Desde 1808, el ministerio que se ocupa de la cosa judicial se llamó de Gracia y Justicia. En la dictadura de Primo de Rivera se cambió su nombre por el de Justicia y Culto, y la II República lo dejó en Justicia a secas. Pero durante más de un siglo, en el frontispicio del negociado gubernamental encargado de las togas campeó esa palabra, Gracia, que en estos días vuelve a estar de actualidad, a propósito del indulto de los políticos presos por arrogarse facultades constituyentes en contra de la Constitución y por tratar de hacerlas valer mediante una algarada que acabó calificada como sedición en sentencia del Tribunal Supremo.
(También por gastarse el dinero de todos los catalanes en maniobras sólo convenientes para los que los votaron y que no tenían la cobertura legal necesaria, cosa que suele olvidarse).
Es pertinente recordar aquel antiguo nombre porque era el que tenía el ministerio cuando se aprobó la vetusta ley de 1870 bajo la que ha de dilucidarse la medida redentora de la privación de libertad para los dirigentes independentistas. Esa ley exige unos informes que ya han sido evacuados, tanto por la fiscalía como por el tribunal sentenciador, en sentido contrario, o muy contrario, a aplicar en este caso concreto la medida de gracia.
Se aducen para rechazarla razones en las que aquí no se va a entrar, y no porque el criterio del Tribunal Supremo no pueda cuestionarse, en términos políticos o incluso jurídicos, como de hecho se está haciendo desde diversos frentes; sino porque a la larga, y a efectos de apreciar la pertinencia de una medida que es excepcional y tiene hondo calado, lo que hay que preguntarse es en qué medida resulta útil para encauzar el serio problema que le ha planteado a España la deriva secesionista catalana.
De entrada, hay que aceptar que el indulto, e incluso la amnistía, hoy excluida por prescripción constitucional, pueden ser y han sido históricamente herramientas válidas para resolver problemas complejos de las sociedades. Y la española no es en absoluto ajena al expediente, que se ha aplicado con algún éxito en casos graves o muy graves. Pensemos en la amnistía de 1977, sin ir más lejos, pero son muchos otros los precedentes, desde aquel Perdón de Todos los Santos que dio el emperador Carlos V en 1522 al grueso de los implicados en la revuelta comunera y que (con unos trescientos exceptuados, todo hay que decirlo) alcanzó a personas con delitos de sangre y de lesa majestad.

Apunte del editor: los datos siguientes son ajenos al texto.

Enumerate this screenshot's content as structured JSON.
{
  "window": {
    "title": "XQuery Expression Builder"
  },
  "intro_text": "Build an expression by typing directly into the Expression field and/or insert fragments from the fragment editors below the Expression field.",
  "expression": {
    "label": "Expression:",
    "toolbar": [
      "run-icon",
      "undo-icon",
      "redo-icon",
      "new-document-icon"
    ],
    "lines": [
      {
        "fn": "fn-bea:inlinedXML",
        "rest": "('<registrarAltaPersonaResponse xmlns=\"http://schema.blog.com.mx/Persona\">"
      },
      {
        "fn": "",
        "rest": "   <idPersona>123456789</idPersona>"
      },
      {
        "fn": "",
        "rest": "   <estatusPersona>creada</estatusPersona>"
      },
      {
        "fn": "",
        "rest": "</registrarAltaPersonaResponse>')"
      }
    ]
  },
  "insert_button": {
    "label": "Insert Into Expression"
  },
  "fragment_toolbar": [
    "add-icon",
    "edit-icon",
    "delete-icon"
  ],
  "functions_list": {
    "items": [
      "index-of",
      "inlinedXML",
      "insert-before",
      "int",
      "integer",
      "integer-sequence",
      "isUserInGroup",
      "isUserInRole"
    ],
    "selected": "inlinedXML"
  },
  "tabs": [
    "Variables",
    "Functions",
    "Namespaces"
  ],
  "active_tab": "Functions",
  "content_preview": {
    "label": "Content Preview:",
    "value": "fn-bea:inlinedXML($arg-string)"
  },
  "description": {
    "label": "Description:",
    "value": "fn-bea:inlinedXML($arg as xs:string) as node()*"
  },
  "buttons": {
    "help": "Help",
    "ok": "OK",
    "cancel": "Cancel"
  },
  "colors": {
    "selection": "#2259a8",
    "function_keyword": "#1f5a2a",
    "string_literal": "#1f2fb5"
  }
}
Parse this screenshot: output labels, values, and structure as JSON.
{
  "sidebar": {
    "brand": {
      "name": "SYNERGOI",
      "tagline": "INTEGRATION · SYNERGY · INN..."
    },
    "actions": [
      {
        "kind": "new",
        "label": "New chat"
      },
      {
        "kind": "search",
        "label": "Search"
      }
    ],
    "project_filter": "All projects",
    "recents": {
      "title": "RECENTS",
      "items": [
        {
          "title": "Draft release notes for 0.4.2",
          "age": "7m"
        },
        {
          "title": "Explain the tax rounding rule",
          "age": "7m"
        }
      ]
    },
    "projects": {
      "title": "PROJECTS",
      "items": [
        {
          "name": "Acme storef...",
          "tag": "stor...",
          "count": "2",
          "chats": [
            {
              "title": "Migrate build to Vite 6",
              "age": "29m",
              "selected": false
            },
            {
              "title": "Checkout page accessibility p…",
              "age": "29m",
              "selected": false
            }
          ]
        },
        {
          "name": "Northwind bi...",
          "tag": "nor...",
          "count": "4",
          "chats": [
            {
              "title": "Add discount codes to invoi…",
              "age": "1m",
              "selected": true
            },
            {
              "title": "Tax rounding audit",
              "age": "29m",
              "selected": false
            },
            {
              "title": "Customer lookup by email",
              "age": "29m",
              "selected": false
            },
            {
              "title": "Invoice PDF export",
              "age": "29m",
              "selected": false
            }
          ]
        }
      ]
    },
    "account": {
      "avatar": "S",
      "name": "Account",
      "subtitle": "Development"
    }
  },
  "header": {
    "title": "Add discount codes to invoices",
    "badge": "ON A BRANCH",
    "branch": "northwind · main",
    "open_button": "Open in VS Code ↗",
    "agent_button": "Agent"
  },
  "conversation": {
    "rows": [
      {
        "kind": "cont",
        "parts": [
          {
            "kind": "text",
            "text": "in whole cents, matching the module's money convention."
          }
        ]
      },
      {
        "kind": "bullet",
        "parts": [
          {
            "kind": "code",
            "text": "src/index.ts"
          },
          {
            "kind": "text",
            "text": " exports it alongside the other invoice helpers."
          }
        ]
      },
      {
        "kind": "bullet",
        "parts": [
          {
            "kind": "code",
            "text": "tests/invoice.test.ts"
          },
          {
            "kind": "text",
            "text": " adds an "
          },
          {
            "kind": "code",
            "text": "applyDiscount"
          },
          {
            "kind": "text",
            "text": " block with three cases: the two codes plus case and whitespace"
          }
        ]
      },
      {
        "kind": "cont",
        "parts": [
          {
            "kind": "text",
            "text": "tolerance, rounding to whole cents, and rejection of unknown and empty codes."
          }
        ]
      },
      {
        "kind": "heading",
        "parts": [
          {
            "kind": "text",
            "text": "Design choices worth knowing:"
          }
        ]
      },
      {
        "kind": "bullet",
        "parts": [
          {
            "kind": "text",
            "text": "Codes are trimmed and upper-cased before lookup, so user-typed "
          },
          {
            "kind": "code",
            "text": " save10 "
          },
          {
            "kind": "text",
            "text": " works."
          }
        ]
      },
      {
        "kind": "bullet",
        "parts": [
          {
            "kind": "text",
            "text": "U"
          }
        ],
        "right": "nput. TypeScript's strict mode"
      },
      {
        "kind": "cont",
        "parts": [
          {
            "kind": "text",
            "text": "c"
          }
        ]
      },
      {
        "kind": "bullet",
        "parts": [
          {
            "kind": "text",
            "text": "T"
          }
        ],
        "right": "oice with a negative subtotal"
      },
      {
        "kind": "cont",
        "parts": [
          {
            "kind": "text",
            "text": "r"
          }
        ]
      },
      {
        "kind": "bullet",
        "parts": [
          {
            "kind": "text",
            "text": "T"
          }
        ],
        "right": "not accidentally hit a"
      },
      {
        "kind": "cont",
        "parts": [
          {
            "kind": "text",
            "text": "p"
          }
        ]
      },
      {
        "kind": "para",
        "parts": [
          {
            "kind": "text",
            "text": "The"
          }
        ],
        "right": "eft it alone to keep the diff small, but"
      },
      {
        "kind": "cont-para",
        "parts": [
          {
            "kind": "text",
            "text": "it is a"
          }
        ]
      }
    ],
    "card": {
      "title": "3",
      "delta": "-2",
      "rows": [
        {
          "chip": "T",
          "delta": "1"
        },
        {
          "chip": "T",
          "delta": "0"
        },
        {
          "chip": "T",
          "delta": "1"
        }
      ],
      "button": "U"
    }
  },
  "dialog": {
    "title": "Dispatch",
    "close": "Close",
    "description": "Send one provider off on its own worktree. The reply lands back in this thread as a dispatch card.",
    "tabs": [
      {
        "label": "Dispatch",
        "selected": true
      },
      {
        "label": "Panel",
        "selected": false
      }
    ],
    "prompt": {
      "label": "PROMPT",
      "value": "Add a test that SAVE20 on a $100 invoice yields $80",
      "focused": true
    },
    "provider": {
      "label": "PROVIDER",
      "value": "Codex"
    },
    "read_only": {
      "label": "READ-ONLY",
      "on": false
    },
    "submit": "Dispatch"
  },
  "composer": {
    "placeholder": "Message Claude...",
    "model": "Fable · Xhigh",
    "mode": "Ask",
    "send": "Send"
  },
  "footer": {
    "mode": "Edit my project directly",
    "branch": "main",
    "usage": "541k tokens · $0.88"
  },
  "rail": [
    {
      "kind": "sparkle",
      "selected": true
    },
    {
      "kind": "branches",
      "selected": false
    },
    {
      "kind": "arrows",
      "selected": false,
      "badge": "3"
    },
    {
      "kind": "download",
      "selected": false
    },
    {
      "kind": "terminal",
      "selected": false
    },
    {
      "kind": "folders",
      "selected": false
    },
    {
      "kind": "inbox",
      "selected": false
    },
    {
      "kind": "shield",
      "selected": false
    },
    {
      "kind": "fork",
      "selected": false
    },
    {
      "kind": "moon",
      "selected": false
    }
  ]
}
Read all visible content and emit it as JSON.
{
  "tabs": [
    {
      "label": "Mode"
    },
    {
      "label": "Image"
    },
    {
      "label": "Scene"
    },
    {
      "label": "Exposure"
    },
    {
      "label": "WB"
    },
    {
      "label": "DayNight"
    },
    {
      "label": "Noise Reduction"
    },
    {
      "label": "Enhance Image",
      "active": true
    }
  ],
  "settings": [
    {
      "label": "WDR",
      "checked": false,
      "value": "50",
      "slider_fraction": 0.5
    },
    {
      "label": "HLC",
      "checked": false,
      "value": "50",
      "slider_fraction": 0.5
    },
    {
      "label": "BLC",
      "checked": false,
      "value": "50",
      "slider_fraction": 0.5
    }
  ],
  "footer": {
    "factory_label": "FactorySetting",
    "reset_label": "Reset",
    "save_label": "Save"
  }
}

Sin embargo, resulta cuestionable, más allá de las dudas que pueda plantear su legalidad, una medida de gracia que se le otorga a un colectivo contumaz en su desafío al ordenamiento jurídico común, que no pierde ocasión de despreciarlo ni aun de proclamar su firme voluntad de hacerlo trizas, aprovechando, lo declaran ya sin tapujos, la existencia en Madrid de un Gobierno débil al que hay que exprimir antes de que pueda venir otro con mayor capacidad de respuesta a su órdago. Cuesta perdonar, por decirlo de modo coloquial, a quien va de perdonavidas.
Más allá de su posible ilicitud, un indulto así planteado, sin rectificación alguna ni propósito de los beneficiarios de redirigir sus pasos por una senda respetuosa con los principios que rigen la convivencia de los españoles, no sólo es un error político, sino un grave desatino estratégico. Equivale a malgastar de la peor forma posible una concesión extraordinaria, dándosela a quien no hizo por merecerla y sólo la usará como título de legitimidad de sus acciones y de su pretendida condición de agraviado.
Todas las razones que se intuyen para seguir adelante, en estas circunstancias, son malas o muy malas. Piénsese muy bien el Gobierno lo que hace y cómo lo justifica, porque puede que este uso de la gracia acabe siendo la desgracia en la que se deshagan, inútilmente, su futuro, su presente y su legado.